US polyethylene traders faced increased risk from exports as prices have risen more than buyers’ forward demand and made back to back deals impossible, trading sources said. Offers for high density blow molding, for example, were 52-53 cents/lb FAS Houston ($1,146-$1,168/mt) but bids for deepsea blow molding in China were talked at $1,170/mt CFR.

LLDPE was offered at 54 cents/lb FAS Houston ($1,190/mt) but traders said bids were only at $1,200-$1,210/mt CFR China for late August or September arrival cargoes. Traders had been able to make back to back deals for US PE to China and
other destinations for most of the year but in June demand slowed for deepsea parcels as US prices headed higher. The lack of back to back demand has meant traders need to take long positions in the belief that local prices will be stable or go higher in China until September at which time they can sell the US material they buy in July or August.

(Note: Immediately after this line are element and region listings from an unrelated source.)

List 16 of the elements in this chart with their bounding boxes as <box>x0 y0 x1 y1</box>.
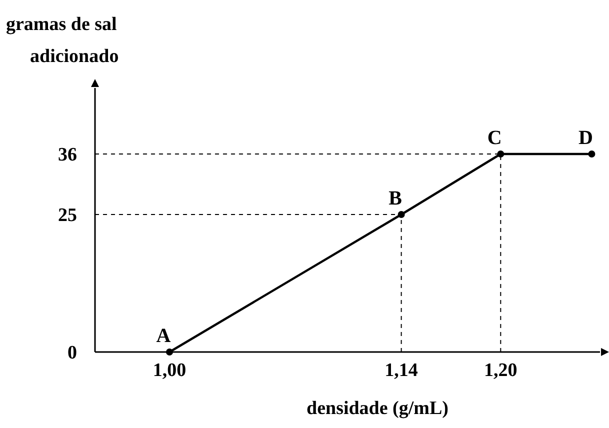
y-tick-label: 25 <box>58 205 77 226</box>
y-tick-label: 36 <box>58 144 77 166</box>
x-tick-label: 1,20 <box>484 360 518 381</box>
point <box>166 348 174 356</box>
x-tick-label: 1,00 <box>152 360 186 381</box>
x-axis-title: densidade (g/mL) <box>306 398 448 419</box>
point <box>497 150 504 158</box>
annotation: D <box>578 127 593 149</box>
x-tick-label: 1,14 <box>384 360 418 381</box>
annotation: B <box>388 188 402 210</box>
point <box>588 150 596 158</box>
y-tick-label: 0 <box>68 342 77 364</box>
annotation: A <box>156 325 172 347</box>
annotation: C <box>487 127 502 149</box>
point <box>398 211 405 218</box>
y-axis-title: gramas de sal adicionado <box>6 14 119 67</box>
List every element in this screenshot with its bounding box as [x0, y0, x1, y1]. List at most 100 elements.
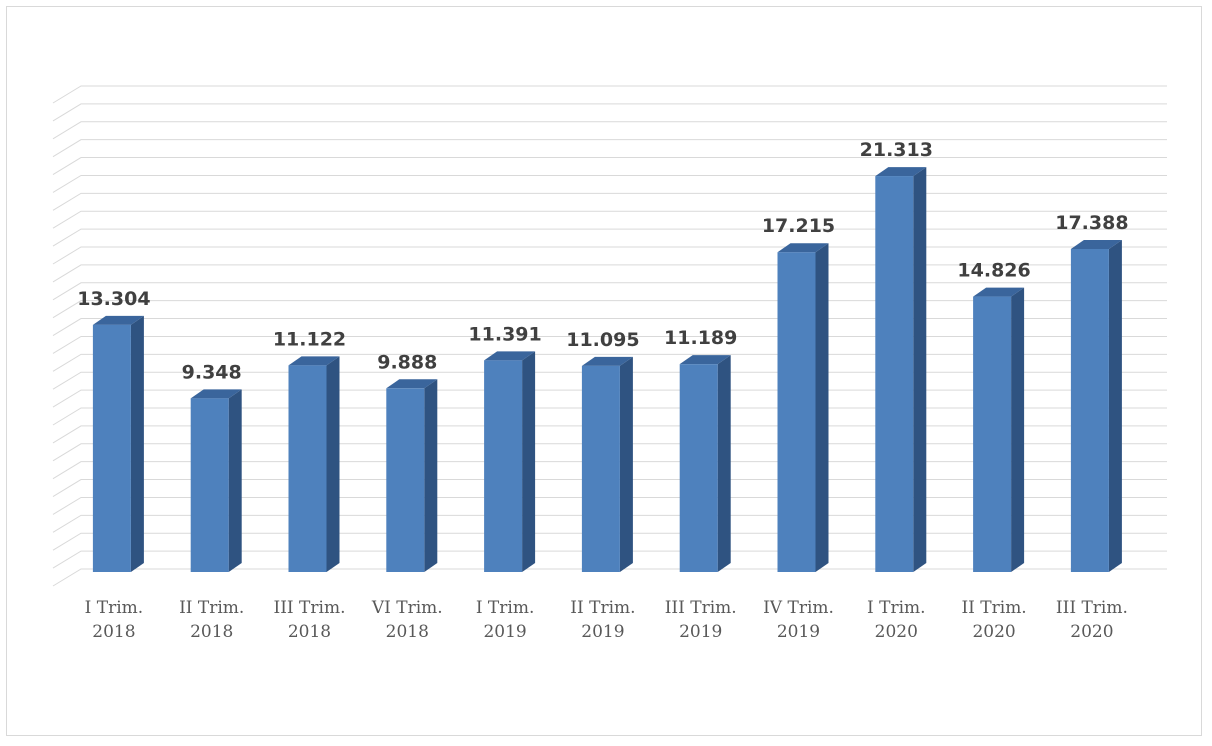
- bar: [288, 356, 340, 572]
- tick-label: III Trim. 2018: [274, 598, 346, 642]
- bar-top-face: [386, 379, 438, 389]
- data-label: 11.095: [566, 329, 639, 351]
- bar-front-face: [484, 360, 523, 572]
- data-label: 14.826: [957, 260, 1030, 282]
- tick-label-line: III Trim.: [274, 598, 346, 618]
- data-label: 21.313: [860, 139, 933, 161]
- tick-label-line: 2020: [972, 622, 1015, 642]
- tick-label: II Trim. 2020: [961, 598, 1026, 642]
- data-labels: 13.304 9.348 11.122 9.888 11.391 11.095 11.189…: [77, 139, 1128, 383]
- gridline: [52, 139, 1167, 158]
- bar-side-face: [522, 351, 536, 572]
- tick-label-line: 2020: [1070, 622, 1113, 642]
- tick-label-line: II Trim.: [570, 598, 635, 618]
- bar: [1070, 239, 1122, 572]
- bar-front-face: [679, 364, 718, 572]
- gridline: [52, 210, 1167, 229]
- tick-label: II Trim. 2019: [570, 598, 635, 642]
- tick-label-line: 2018: [92, 622, 135, 642]
- tick-label-line: II Trim.: [961, 598, 1026, 618]
- tick-label-line: 2018: [190, 622, 233, 642]
- bar-side-face: [619, 356, 633, 572]
- bars: [92, 167, 1122, 572]
- bar: [484, 351, 536, 572]
- data-label: 17.215: [762, 215, 835, 237]
- tick-label-line: 2019: [483, 622, 526, 642]
- bar-top-face: [679, 355, 731, 365]
- tick-label-line: 2019: [777, 622, 820, 642]
- tick-label-line: 2019: [581, 622, 624, 642]
- bar: [190, 389, 242, 572]
- bar-side-face: [815, 243, 829, 572]
- tick-label: I Trim. 2020: [867, 598, 926, 642]
- bar-front-face: [190, 398, 229, 572]
- tick-label-line: VI Trim.: [371, 598, 443, 618]
- bar: [92, 315, 144, 572]
- bar-side-face: [717, 355, 731, 572]
- bar-top-face: [484, 351, 536, 361]
- gridline: [52, 157, 1167, 175]
- bar: [875, 167, 927, 572]
- tick-label: I Trim. 2019: [476, 598, 535, 642]
- bar-front-face: [875, 176, 914, 572]
- bar-front-face: [581, 365, 620, 572]
- bar-top-face: [973, 287, 1025, 297]
- tick-label: I Trim. 2018: [85, 598, 144, 642]
- bar-front-face: [92, 324, 131, 572]
- data-label: 17.388: [1055, 212, 1128, 234]
- bar-side-face: [326, 356, 340, 572]
- bar-top-face: [190, 389, 242, 399]
- data-label: 11.391: [468, 323, 541, 345]
- tick-label: III Trim. 2020: [1056, 598, 1128, 642]
- gridline: [52, 174, 1167, 193]
- tick-label-line: III Trim.: [665, 598, 737, 618]
- chart-frame: 13.304 9.348 11.122 9.888 11.391 11.095 11.189…: [6, 6, 1202, 736]
- bar-side-face: [1011, 287, 1025, 572]
- tick-label-line: I Trim.: [85, 598, 144, 618]
- bar-side-face: [1108, 239, 1122, 572]
- tick-label: III Trim. 2019: [665, 598, 737, 642]
- gridline: [52, 228, 1167, 247]
- gridline: [52, 103, 1167, 122]
- bar-side-face: [424, 379, 438, 572]
- tick-label-line: II Trim.: [179, 598, 244, 618]
- bar: [679, 355, 731, 572]
- bar-front-face: [973, 296, 1012, 572]
- tick-label: VI Trim. 2018: [371, 598, 443, 642]
- gridline: [52, 85, 1167, 104]
- tick-label-line: 2018: [288, 622, 331, 642]
- tick-label-line: 2020: [875, 622, 918, 642]
- bar-front-face: [288, 365, 327, 572]
- bar-top-face: [581, 356, 633, 366]
- bar-top-face: [92, 315, 144, 325]
- tick-label-line: I Trim.: [867, 598, 926, 618]
- bar-side-face: [228, 389, 242, 572]
- data-label: 9.888: [377, 351, 437, 373]
- tick-label-line: 2018: [386, 622, 429, 642]
- tick-label-line: III Trim.: [1056, 598, 1128, 618]
- bar-side-face: [913, 167, 927, 572]
- gridline: [52, 121, 1167, 140]
- bar-top-face: [875, 167, 927, 177]
- bar: [581, 356, 633, 572]
- bar-chart: 13.304 9.348 11.122 9.888 11.391 11.095 11.189…: [52, 85, 1167, 642]
- tick-label-line: IV Trim.: [763, 598, 834, 618]
- data-label: 13.304: [77, 288, 150, 310]
- bar-side-face: [130, 315, 144, 572]
- tick-label: IV Trim. 2019: [763, 598, 834, 642]
- gridline: [52, 192, 1167, 211]
- bar-front-face: [777, 252, 816, 572]
- bar-front-face: [386, 388, 425, 572]
- tick-label-line: 2019: [679, 622, 722, 642]
- bar-top-face: [288, 356, 340, 366]
- data-label: 9.348: [182, 361, 242, 383]
- bar: [386, 379, 438, 572]
- data-label: 11.122: [273, 328, 346, 350]
- bar-top-face: [1070, 239, 1122, 249]
- tick-label-line: I Trim.: [476, 598, 535, 618]
- bar: [973, 287, 1025, 572]
- bar: [777, 243, 829, 572]
- bar-top-face: [777, 243, 829, 253]
- tick-label: II Trim. 2018: [179, 598, 244, 642]
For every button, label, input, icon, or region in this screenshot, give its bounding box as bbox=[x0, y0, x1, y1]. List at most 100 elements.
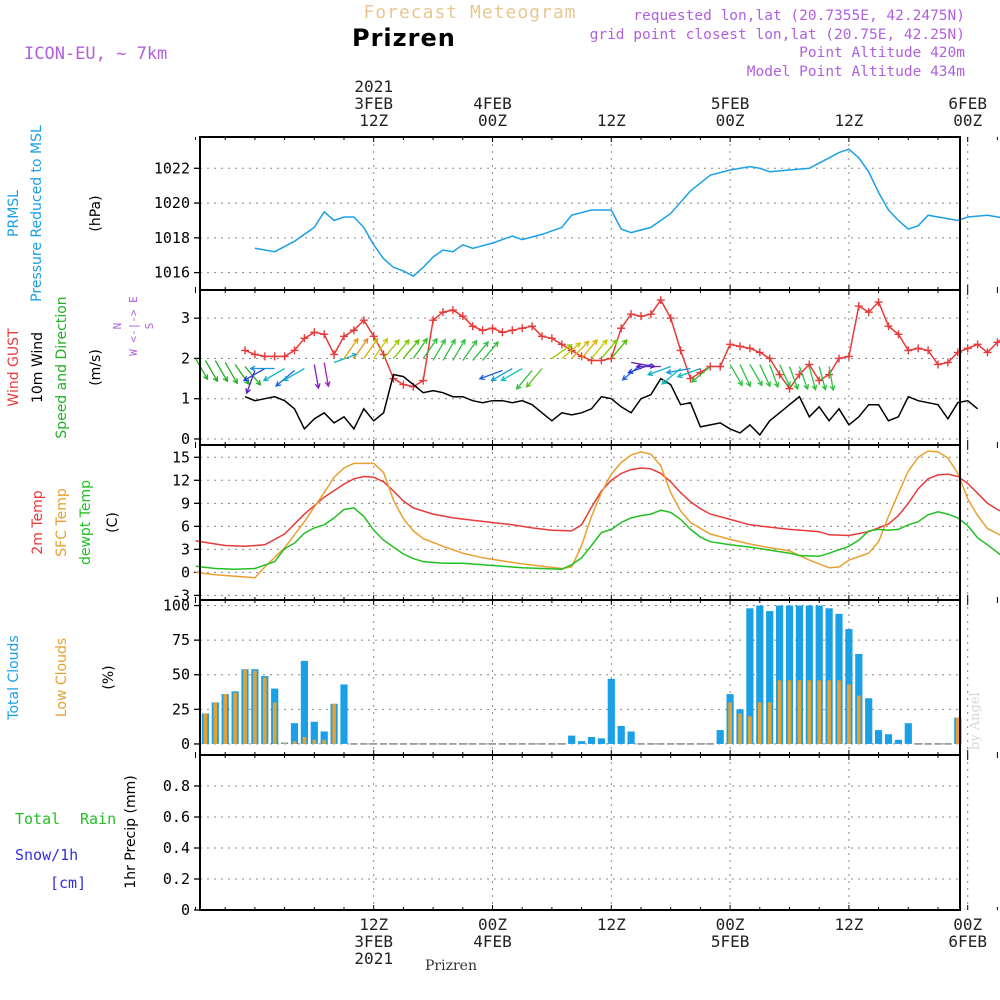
series-line-sfc-temp bbox=[195, 450, 1000, 579]
bar-low-clouds bbox=[243, 669, 247, 744]
gust-marker bbox=[676, 346, 685, 355]
gust-marker bbox=[854, 302, 863, 311]
bar-total-clouds bbox=[607, 678, 615, 744]
time-label-top: 12Z bbox=[597, 111, 626, 130]
y-tick-label: 0.2 bbox=[163, 870, 190, 888]
bar-low-clouds bbox=[282, 742, 287, 744]
gust-marker bbox=[468, 322, 477, 331]
gust-marker bbox=[448, 306, 457, 315]
y-tick-label: 0.4 bbox=[163, 839, 190, 857]
wind-arrow bbox=[571, 340, 590, 359]
requested-coords: requested lon,lat (20.7355E, 42.2475N) bbox=[633, 8, 965, 24]
wind-arrow bbox=[249, 365, 275, 372]
wind-arrow bbox=[759, 364, 771, 388]
wind-arrow bbox=[432, 338, 446, 361]
time-label-top: 3FEB bbox=[354, 94, 393, 113]
series-line-pressure bbox=[254, 148, 1000, 278]
panel-label: SFC Temp bbox=[54, 488, 70, 557]
bar-low-clouds bbox=[253, 670, 257, 744]
wind-arrow bbox=[482, 341, 499, 361]
bar-low-clouds bbox=[223, 694, 227, 744]
bar-low-clouds bbox=[322, 739, 326, 744]
wind-arrow bbox=[242, 367, 266, 382]
y-tick-label: 0.6 bbox=[163, 808, 190, 826]
bar-total-clouds bbox=[766, 611, 774, 744]
panel-wind: 0 1 2 3 Wind GUST 10m Wind Speed and Direction… bbox=[6, 289, 1000, 448]
gust-marker bbox=[498, 328, 507, 337]
panel-frame bbox=[199, 444, 961, 601]
gust-marker bbox=[607, 354, 616, 363]
wind-arrow bbox=[353, 337, 369, 359]
y-tick-label: 75 bbox=[172, 631, 190, 649]
bar-low-clouds bbox=[767, 702, 772, 744]
point-altitude: Point Altitude 420m bbox=[799, 45, 965, 61]
y-tick-label: 2 bbox=[181, 349, 190, 367]
y-tick-label: 1016 bbox=[154, 264, 190, 282]
y-tick-label: 0 bbox=[181, 735, 190, 753]
wind-arrow bbox=[373, 337, 389, 359]
gust-marker bbox=[478, 326, 487, 335]
wind-arrow bbox=[343, 337, 359, 359]
bar-total-clouds bbox=[320, 731, 328, 744]
time-label-top: 00Z bbox=[953, 111, 982, 130]
bar-total-clouds bbox=[716, 730, 724, 744]
gust-marker bbox=[241, 346, 249, 355]
gust-marker bbox=[300, 334, 309, 343]
gust-marker bbox=[270, 352, 279, 361]
wind-arrow bbox=[472, 341, 489, 361]
gust-marker bbox=[716, 362, 725, 371]
gust-marker bbox=[646, 310, 655, 319]
model-altitude: Model Point Altitude 434m bbox=[746, 64, 965, 80]
bar-total-clouds bbox=[875, 730, 883, 744]
wind-arrow bbox=[323, 362, 331, 388]
time-label-top: 2021 bbox=[354, 77, 393, 96]
bar-low-clouds bbox=[847, 684, 851, 744]
gust-marker bbox=[706, 362, 715, 371]
bar-low-clouds bbox=[292, 741, 297, 744]
time-label-bottom: 00Z bbox=[716, 915, 745, 934]
wind-arrow bbox=[818, 366, 828, 391]
y-tick-label: 1022 bbox=[154, 159, 190, 177]
time-label-bottom: 2021 bbox=[354, 949, 393, 968]
bar-low-clouds bbox=[728, 702, 732, 744]
bar-low-clouds bbox=[797, 680, 802, 744]
compass-s: S bbox=[143, 323, 156, 330]
panel-label: Low Clouds bbox=[54, 638, 70, 717]
gust-marker bbox=[934, 360, 942, 369]
bar-low-clouds bbox=[738, 713, 742, 744]
y-tick-label: 1018 bbox=[154, 229, 190, 247]
bar-total-clouds bbox=[627, 731, 635, 744]
gust-marker bbox=[656, 296, 665, 305]
gust-marker bbox=[359, 316, 368, 325]
wind-arrow bbox=[515, 370, 533, 390]
gust-marker bbox=[963, 344, 972, 353]
time-label-top: 00Z bbox=[716, 111, 745, 130]
compass-we: W <-|-> E bbox=[127, 296, 140, 356]
y-tick-label: 6 bbox=[181, 517, 190, 535]
wind-arrow bbox=[500, 367, 523, 382]
wind-arrow bbox=[262, 367, 285, 382]
gust-marker bbox=[538, 332, 546, 341]
gust-marker bbox=[666, 314, 675, 323]
gust-marker bbox=[924, 346, 933, 355]
wind-arrow bbox=[224, 362, 238, 385]
bar-low-clouds bbox=[837, 680, 841, 744]
time-label-top: 12Z bbox=[359, 111, 388, 130]
wind-arrow bbox=[591, 339, 608, 359]
panel-label: 10m Wind bbox=[30, 332, 46, 403]
gust-marker bbox=[577, 352, 586, 361]
gust-marker bbox=[874, 298, 883, 307]
panel-label: Wind GUST bbox=[6, 328, 22, 407]
time-label-bottom: 6FEB bbox=[948, 932, 987, 951]
series-line-2m-temp bbox=[195, 467, 1000, 548]
time-label-bottom: 4FEB bbox=[473, 932, 512, 951]
bar-total-clouds bbox=[815, 605, 823, 744]
gust-marker bbox=[399, 380, 408, 389]
panel-frame bbox=[199, 754, 961, 911]
time-label-bottom: 00Z bbox=[953, 915, 982, 934]
gust-marker bbox=[320, 330, 329, 339]
gust-marker bbox=[825, 370, 834, 379]
time-label-top: 6FEB bbox=[948, 94, 987, 113]
wind-arrow bbox=[828, 366, 836, 392]
bar-low-clouds bbox=[213, 702, 218, 744]
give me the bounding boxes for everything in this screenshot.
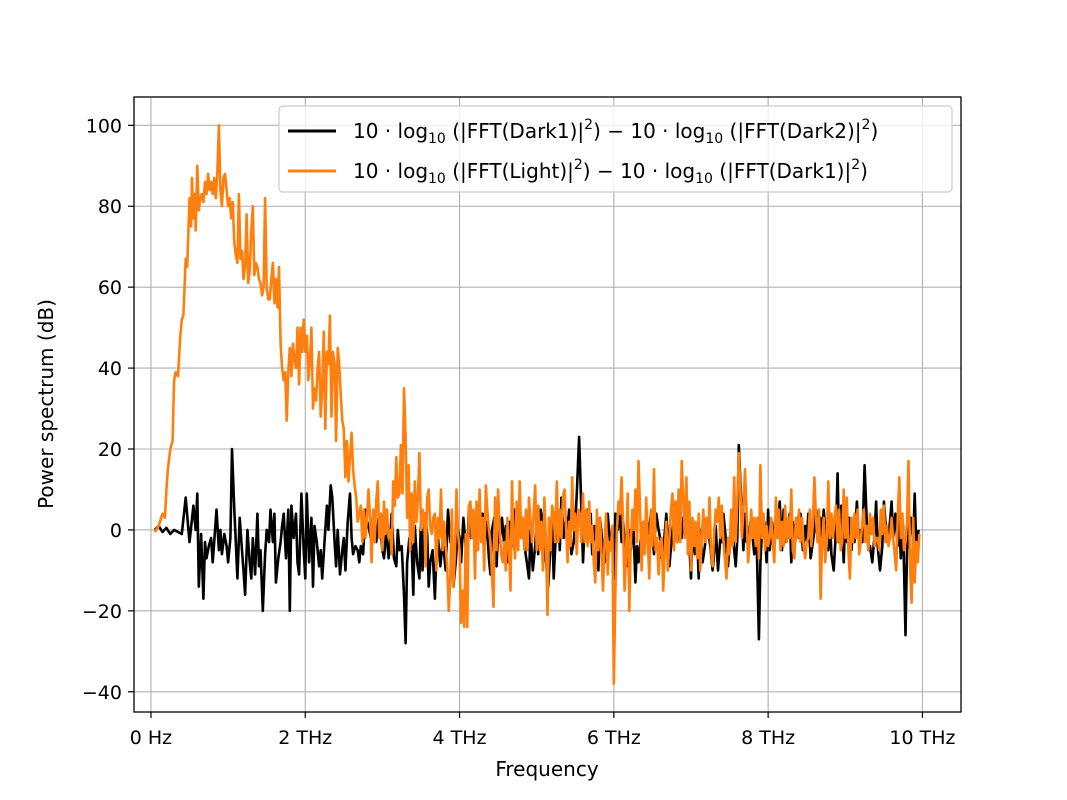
plot-frame [133, 96, 962, 713]
x-tick-label: 10 THz [889, 727, 955, 749]
y-axis-label: Power spectrum (dB) [34, 299, 58, 509]
y-tick-label: 0 [110, 520, 122, 542]
x-tick-label: 8 THz [741, 727, 795, 749]
y-tick-label: 80 [98, 196, 122, 218]
y-tick-label: −40 [82, 682, 122, 704]
legend: 10 · log10 (|FFT(Dark1)|2) − 10 · log10 … [278, 105, 953, 193]
y-tick-label: 60 [98, 277, 122, 299]
y-tick-label: 20 [98, 439, 122, 461]
series-lines [153, 124, 921, 685]
x-tick-label: 6 THz [587, 727, 641, 749]
x-tick-label: 2 THz [278, 727, 332, 749]
legend-box [278, 105, 953, 193]
x-tick-label: 4 THz [433, 727, 487, 749]
x-tick-label: 0 Hz [130, 727, 172, 749]
axis-ticks: 0 Hz 2 THz 4 THz 6 THz 8 THz 10 THz 100 80 60 40 2… [82, 115, 956, 749]
y-tick-label: 40 [98, 358, 122, 380]
x-axis-label: Frequency [495, 757, 598, 781]
y-tick-label: −20 [82, 601, 122, 623]
series-line-light-minus-dark1 [153, 124, 921, 685]
y-tick-label: 100 [86, 115, 122, 137]
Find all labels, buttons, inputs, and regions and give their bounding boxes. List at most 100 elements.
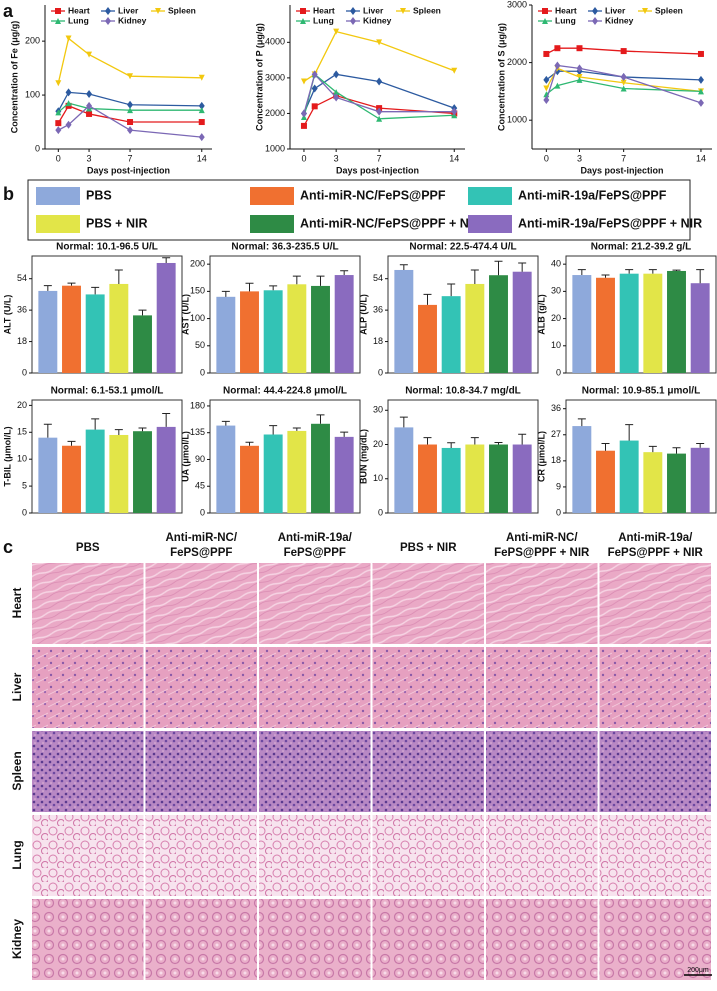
data-point: [333, 93, 340, 102]
y-tick-label: 0: [22, 507, 27, 517]
tissue-image: [486, 815, 598, 896]
bar: [156, 262, 176, 373]
x-tick-label: 0: [301, 153, 306, 163]
data-point: [127, 107, 134, 114]
legend-marker: [55, 8, 61, 14]
bar: [263, 434, 283, 513]
bar: [572, 426, 592, 513]
bar: [596, 277, 615, 373]
bar: [394, 269, 414, 373]
plot-frame: [387, 399, 539, 514]
y-tick-label: 45: [195, 481, 205, 491]
error-bar: [423, 293, 432, 305]
bar: [216, 296, 236, 373]
y-tick-label: 36: [373, 305, 383, 315]
error-bar: [114, 269, 123, 284]
tissue-image: [145, 815, 257, 896]
error-bar: [340, 270, 349, 276]
x-tick-label: 7: [128, 153, 133, 163]
data-point: [311, 103, 318, 110]
legend-swatch: [36, 187, 80, 205]
legend-label: Spleen: [168, 5, 196, 15]
y-axis-label: Concentration of Fe (μg/g): [9, 21, 19, 134]
y-tick-label: 30: [551, 286, 561, 296]
y-axis-label: T-BIL (μmol/L): [2, 426, 12, 486]
bar: [667, 453, 686, 513]
error-bar: [648, 269, 657, 274]
legend-label: Anti-miR-19a/FePS@PPF: [518, 188, 667, 202]
error-bar: [447, 442, 456, 448]
x-axis-label: Days post-injection: [87, 165, 170, 175]
chart-title: Normal: 10.8-34.7 mg/dL: [405, 386, 521, 397]
column-label: Anti-miR-NC/: [506, 532, 578, 544]
error-bar: [601, 442, 610, 451]
y-tick-label: 2000: [507, 57, 527, 67]
x-tick-label: 14: [449, 153, 459, 163]
tissue-image: [599, 731, 711, 812]
tissue-image: [599, 899, 711, 980]
plot-frame: [565, 399, 717, 514]
panel-label: b: [3, 184, 14, 204]
data-point: [55, 120, 62, 127]
legend-label: PBS + NIR: [86, 216, 147, 230]
x-tick-label: 3: [334, 153, 339, 163]
data-point: [554, 61, 561, 70]
legend-marker: [350, 7, 356, 15]
error-bar: [340, 431, 349, 437]
scale-bar-label: 200μm: [687, 967, 709, 974]
bar: [596, 450, 615, 513]
plot-frame: [209, 399, 361, 514]
error-bar: [648, 445, 657, 453]
y-tick-label: 10: [17, 454, 27, 464]
tissue-image: [32, 899, 144, 980]
tissue-image: [145, 899, 257, 980]
error-bar: [91, 286, 100, 295]
y-tick-label: 10: [373, 473, 383, 483]
chart-title: Normal: 21.2-39.2 g/L: [591, 242, 692, 253]
bar: [62, 285, 81, 373]
data-point: [376, 115, 383, 122]
bar: [394, 427, 414, 513]
y-tick-label: 9: [556, 481, 561, 491]
legend-marker: [55, 18, 61, 24]
data-point: [620, 85, 627, 92]
data-point: [333, 89, 340, 96]
data-point: [86, 101, 93, 110]
y-tick-label: 36: [551, 403, 561, 413]
bar: [441, 296, 461, 373]
data-point: [697, 98, 704, 107]
y-tick-label: 200: [25, 36, 40, 46]
bar: [465, 444, 485, 513]
y-axis-label: AST (U/L): [180, 294, 190, 335]
error-bar: [67, 440, 76, 446]
y-tick-label: 3000: [265, 72, 285, 82]
legend-label: Heart: [68, 5, 90, 15]
x-axis-label: Days post-injection: [580, 165, 663, 175]
plot-frame: [209, 255, 361, 374]
y-axis-label: ALP (U/L): [358, 294, 368, 335]
data-point: [576, 76, 583, 83]
error-bar: [672, 447, 681, 454]
legend-label: Liver: [605, 5, 626, 15]
column-label: FePS@PPF: [284, 547, 346, 559]
y-axis-label: Concentration of P (μg/g): [254, 23, 264, 131]
error-bar: [43, 285, 52, 291]
error-bar: [245, 441, 254, 446]
data-point: [300, 78, 307, 85]
legend-marker: [300, 18, 306, 24]
error-bar: [494, 441, 503, 445]
legend-label: Heart: [555, 5, 577, 15]
data-point: [65, 35, 72, 42]
x-axis-label: Days post-injection: [336, 165, 419, 175]
data-point: [311, 84, 318, 93]
bar: [311, 285, 330, 373]
legend-label: PBS: [86, 188, 112, 202]
bar: [489, 444, 508, 513]
data-point: [300, 109, 307, 118]
column-label: FePS@PPF: [170, 547, 232, 559]
y-tick-label: 90: [195, 454, 205, 464]
y-tick-label: 30: [373, 405, 383, 415]
legend-label: Anti-miR-NC/FePS@PPF + NIR: [300, 216, 481, 230]
error-bar: [696, 442, 705, 448]
tissue-image: [599, 647, 711, 728]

Regional cargoes in Asia for China still kept a premium over US exports due to the shorter delivery time. Traders, however, were nervous about building stocks as they had fresh memories of getting stuck with high priced inventory at the end of 2008. Another problem traders faced was that if they did not accept producer offers, they risked not getting any product at all. At least two producers were heard to have asked traders for the volume they wanted in August because those makers only want to produce to meet demand. Instead of producers risking losses on an inventory build, this strategy makes traders take the risk.